Meaningful Holiday of Passover

April 2023   Keeping Connected

Dear Friends,

Chag Sameach! Signs of spring are happening all around us and with it I hope you are feeling the anticipation for the joyous and meaningful holiday of Passover. The Seder is an experience rich in traditions and meanings.  The whole ritual is designed to teach and communicate core Jewish beliefs and values to children, as well as to reinforce these themes for adults. As we eat the parsley or green vegetable we celebrate the renewal of life and the return of spring.  As we eat the charosets (mixture of sweet fruits and nuts) we reflect on the burden of servitude and bondage and as we mix the charosets with the maror (bitter herbs) we acknowledge that life’s experience can be both bitter and sweet. As we eat the matzah we recall the experience of leaving a known place for the unknown; a leave-taking that was fraught with fear and haste and anticipation.

This past week during Hebrew school, I showed my students two short videos interpreting the texts from the Book of Exodus that describe the Ten plagues. If you are interested in watching them you can click these two links: https://www.bimbam.com/vaeira/and https://www.bimbam.com/bo/. Despite the late hour of the day, these teens seemed focused on the message of these interpretations. I then asked the students to break up into groups and to make their own lists of contemporary plagues that impacted them as young people today. The lists were long, inciteful and poignant. They included: Covid, racism, stereotyping, politics, prejudice against people’s differences, hate, the crisis of mental health concerns, social media and more. Often on a late Wednesday afternoon, after students have had a long day at school, it can be hard to concentrate and to engage. I was struck and deeply moved by how focused these students were on this particular conversation; how reflective they were not only about how they were impacted by these modern “plagues”, but by how they themselves could be contributing to some of these issues. It was a powerful and at times profound conversation. I encourage you, when you get to the Ten Plagues part of the Seder, consider having a similar conversation. It would an opportunity for spiritual and personal growth.

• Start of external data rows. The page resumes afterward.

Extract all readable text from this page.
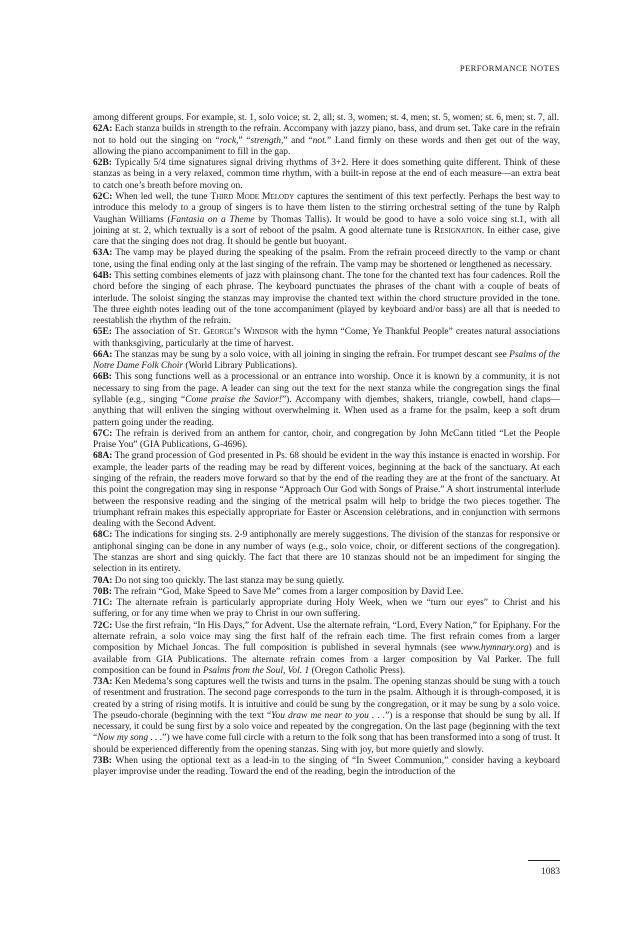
PERFORMANCE NOTES

among different groups. For example, st. 1, solo voice; st. 2, all; st. 3, women; st. 4, men; st. 5, women; st. 6, men; st. 7, all.

62A: Each stanza builds in strength to the refrain. Accompany with jazzy piano, bass, and drum set. Take care in the refrain not to hold out the singing on “rock,” “strength,” and “not.” Land firmly on these words and then get out of the way, allowing the piano accompaniment to fill in the gap.

62B: Typically 5/4 time signatures signal driving rhythms of 3+2. Here it does something quite different. Think of these stanzas as being in a very relaxed, common time rhythm, with a built-in repose at the end of each measure—an extra beat to catch one’s breath before moving on.

62C: When led well, the tune Third Mode Melody captures the sentiment of this text perfectly. Perhaps the best way to introduce this melody to a group of singers is to have them listen to the stirring orchestral setting of the tune by Ralph Vaughan Williams (Fantasia on a Theme by Thomas Tallis). It would be good to have a solo voice sing st.1, with all joining at st. 2, which textually is a sort of reboot of the psalm. A good alternate tune is Resignation. In either case, give care that the singing does not drag. It should be gentle but buoyant.

63A: The vamp may be played during the speaking of the psalm. From the refrain proceed directly to the vamp or chant tone, using the final ending only at the last singing of the refrain. The vamp may be shortened or lengthened as necessary.

64B: This setting combines elements of jazz with plainsong chant. The tone for the chanted text has four cadences. Roll the chord before the singing of each phrase. The keyboard punctuates the phrases of the chant with a couple of beats of interlude. The soloist singing the stanzas may improvise the chanted text within the chord structure provided in the tone. The three eighth notes leading out of the tone accompaniment (played by keyboard and/or bass) are all that is needed to reestablish the rhythm of the refrain.

65E: The association of St. George’s Windsor with the hymn “Come, Ye Thankful People” creates natural associations with thanksgiving, particularly at the time of harvest.

66A: The stanzas may be sung by a solo voice, with all joining in singing the refrain. For trumpet descant see Psalms of the Notre Dame Folk Choir (World Library Publications).

66B: This song functions well as a processional or an entrance into worship. Once it is known by a community, it is not necessary to sing from the page. A leader can sing out the text for the next stanza while the congregation sings the final syllable (e.g., singing “Come praise the Savior!”). Accompany with djembes, shakers, triangle, cowbell, hand claps—anything that will enliven the singing without overwhelming it. When used as a frame for the psalm, keep a soft drum pattern going under the reading.

67C: The refrain is derived from an anthem for cantor, choir, and congregation by John McCann titled “Let the People Praise You” (GIA Publications, G-4696).

68A: The grand procession of God presented in Ps. 68 should be evident in the way this instance is enacted in worship. For example, the leader parts of the reading may be read by different voices, beginning at the back of the sanctuary. At each singing of the refrain, the readers move forward so that by the end of the reading they are at the front of the sanctuary. At this point the congregation may sing in response “Approach Our God with Songs of Praise.” A short instrumental interlude between the responsive reading and the singing of the metrical psalm will help to bridge the two pieces together. The triumphant refrain makes this especially appropriate for Easter or Ascension celebrations, and in conjunction with sermons dealing with the Second Advent.

68C: The indications for singing sts. 2-9 antiphonally are merely suggestions. The division of the stanzas for responsive or antiphonal singing can be done in any number of ways (e.g., solo voice, choir, or different sections of the congregation). The stanzas are short and sing quickly. The fact that there are 10 stanzas should not be an impediment for singing the selection in its entirety.

70A: Do not sing too quickly. The last stanza may be sung quietly.

70B: The refrain “God, Make Speed to Save Me” comes from a larger composition by David Lee.

71C: The alternate refrain is particularly appropriate during Holy Week, when we “turn our eyes” to Christ and his suffering, or for any time when we pray to Christ in our own suffering.

72C: Use the first refrain, “In His Days,” for Advent. Use the alternate refrain, “Lord, Every Nation,” for Epiphany. For the alternate refrain, a solo voice may sing the first half of the refrain each time. The first refrain comes from a larger composition by Michael Joncas. The full composition is published in several hymnals (see www.hymnary.org) and is available from GIA Publications. The alternate refrain comes from a larger composition by Val Parker. The full composition can be found in Psalms from the Soul, Vol. 1 (Oregon Catholic Press).

73A: Ken Medema’s song captures well the twists and turns in the psalm. The opening stanzas should be sung with a touch of resentment and frustration. The second page corresponds to the turn in the psalm. Although it is through-composed, it is created by a string of rising motifs. It is intuitive and could be sung by the congregation, or it may be sung by a solo voice. The pseudo-chorale (beginning with the text “You draw me near to you . . .”) is a response that should be sung by all. If necessary, it could be sung first by a solo voice and repeated by the congregation. On the last page (beginning with the text “Now my song . . .”) we have come full circle with a return to the folk song that has been transformed into a song of trust. It should be experienced differently from the opening stanzas. Sing with joy, but more quietly and slowly.

73B: When using the optional text as a lead-in to the singing of “In Sweet Communion,” consider having a keyboard player improvise under the reading. Toward the end of the reading, begin the introduction of the

1083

And then there is the mystical number four.  We hear the voices of the four children: the wise one, the rebellious one, the simple one and the one who does not know enough to ask.  We drink four cups of wine representing God’s four promises of freedom and redemption and we recite the four questions: actually one question and four statements. “Why is this night different from all other nights?” The fourth statement in the Haggadah is “On all other nights we sit straight or reclining, but at the seder we eat reclining”. The rabbis of the Mishnah based the seder experience on the banquets of rich Romans and being able to recline on pillows and eat represented the status of freedom: civil freedom and freedom from concerns about financial restraints.

 At our seders, we may not actually be enacting this ritual of lying on pillows and eating in a way that physically captures our experience of freedom. Rabbi Martha Hausman suggests a new Passover ritual in which people coming to the seder could bring an item that represents freedom to him or her, at this point in their lives. At some point during the seder, each person could  hold up their item and explain why it represents freedom. In this way, can make real for us the vision of this festival – Freedom.